Don't get me wrong. I genuinely like you and want to spend time with you. But sometimes, beneath that smile, I am in horrible pain. I am just really good at hiding it.

If I am not sticking to my routine, any happiness you see is forced. I have left the shelter, and let go of my oxygen tank underwater. I am holding my breath until I can find another pocket of air. I am trying to sing in the midst of war.

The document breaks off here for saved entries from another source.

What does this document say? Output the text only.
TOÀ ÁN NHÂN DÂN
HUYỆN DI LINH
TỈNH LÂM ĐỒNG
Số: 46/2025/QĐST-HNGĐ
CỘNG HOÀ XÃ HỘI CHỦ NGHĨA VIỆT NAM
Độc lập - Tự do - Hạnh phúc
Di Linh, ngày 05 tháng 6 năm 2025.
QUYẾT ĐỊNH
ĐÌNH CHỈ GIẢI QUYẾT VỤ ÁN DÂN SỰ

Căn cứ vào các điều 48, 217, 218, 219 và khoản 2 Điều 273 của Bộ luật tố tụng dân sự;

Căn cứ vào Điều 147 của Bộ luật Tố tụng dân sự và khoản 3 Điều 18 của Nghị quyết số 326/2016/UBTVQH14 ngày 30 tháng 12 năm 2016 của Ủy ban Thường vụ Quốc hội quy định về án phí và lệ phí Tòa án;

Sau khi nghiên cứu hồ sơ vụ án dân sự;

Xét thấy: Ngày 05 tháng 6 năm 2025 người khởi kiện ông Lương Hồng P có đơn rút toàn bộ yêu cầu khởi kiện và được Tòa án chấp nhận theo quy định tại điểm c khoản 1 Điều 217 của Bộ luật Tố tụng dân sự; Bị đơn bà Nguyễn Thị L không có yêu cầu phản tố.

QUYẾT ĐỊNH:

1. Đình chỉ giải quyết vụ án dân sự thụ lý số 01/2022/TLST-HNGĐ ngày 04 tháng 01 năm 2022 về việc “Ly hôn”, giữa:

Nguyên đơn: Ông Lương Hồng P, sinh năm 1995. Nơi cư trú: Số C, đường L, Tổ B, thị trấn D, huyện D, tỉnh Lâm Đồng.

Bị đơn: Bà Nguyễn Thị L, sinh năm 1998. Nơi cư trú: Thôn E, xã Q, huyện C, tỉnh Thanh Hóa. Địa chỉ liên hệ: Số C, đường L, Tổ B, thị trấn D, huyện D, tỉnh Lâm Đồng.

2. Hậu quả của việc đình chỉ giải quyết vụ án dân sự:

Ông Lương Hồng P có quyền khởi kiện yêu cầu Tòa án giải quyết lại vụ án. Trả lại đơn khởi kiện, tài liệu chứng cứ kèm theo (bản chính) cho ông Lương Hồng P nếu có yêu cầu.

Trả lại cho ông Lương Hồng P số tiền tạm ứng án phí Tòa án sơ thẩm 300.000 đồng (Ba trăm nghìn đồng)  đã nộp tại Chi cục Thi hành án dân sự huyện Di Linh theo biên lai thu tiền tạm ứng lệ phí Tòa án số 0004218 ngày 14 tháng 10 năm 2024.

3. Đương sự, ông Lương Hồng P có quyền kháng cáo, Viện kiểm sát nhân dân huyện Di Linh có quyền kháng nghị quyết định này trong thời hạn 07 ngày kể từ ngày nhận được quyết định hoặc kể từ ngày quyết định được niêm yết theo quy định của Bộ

Sometimes I don't notice it. I'm so used to the violent pain that I can wade through it when I'm ready. I can take a thousand bullets.

But at the end of the day when I scream because I cannot pretend anymore... just please understand, and remember what I go through. I don't want to be a martyr.


  1. I was diagnosed with Asperger's in July 2015 at 48 yo. I have extreme sensitivity to noisy places especially with lots of people. There are times I can't leave the house because I'm overwhelmed to the point my anxiety meds don't really work. I'm still trying to understand myself and Asperger's so thanks for your videos. The more I watch videos like this the more I'm learning I'm not alone. Thank you.

    1. Thank you for sharing your experience. I know exactly what you mean. Every time I go out in public I bring earbuds/earplugs and sunglasses so I don't get as overwhelmed... like today, I had to go shopping but it was extremely crowded and noisy, and I had forgotten to wear earbuds. I was shopping as slow as a turtle because I felt like I was gonna have a heart attack from all the noise. Most days I prefer to be at home as well for that reason.
      And thanks for watching my videos. I'm really glad you find them helpful. :)

  2. My name is Hilary. I am a 24 year old who has not been formally diagnosed but when I read your posts and watched your film, "Through Our Eyes" I wished I knew all of you because it seems like your brains work similarly to mine. I'm not sure exactly how to be formally diagnosed, but it helps me to know that I'm not the only one who hates small talk and who's brain works differently.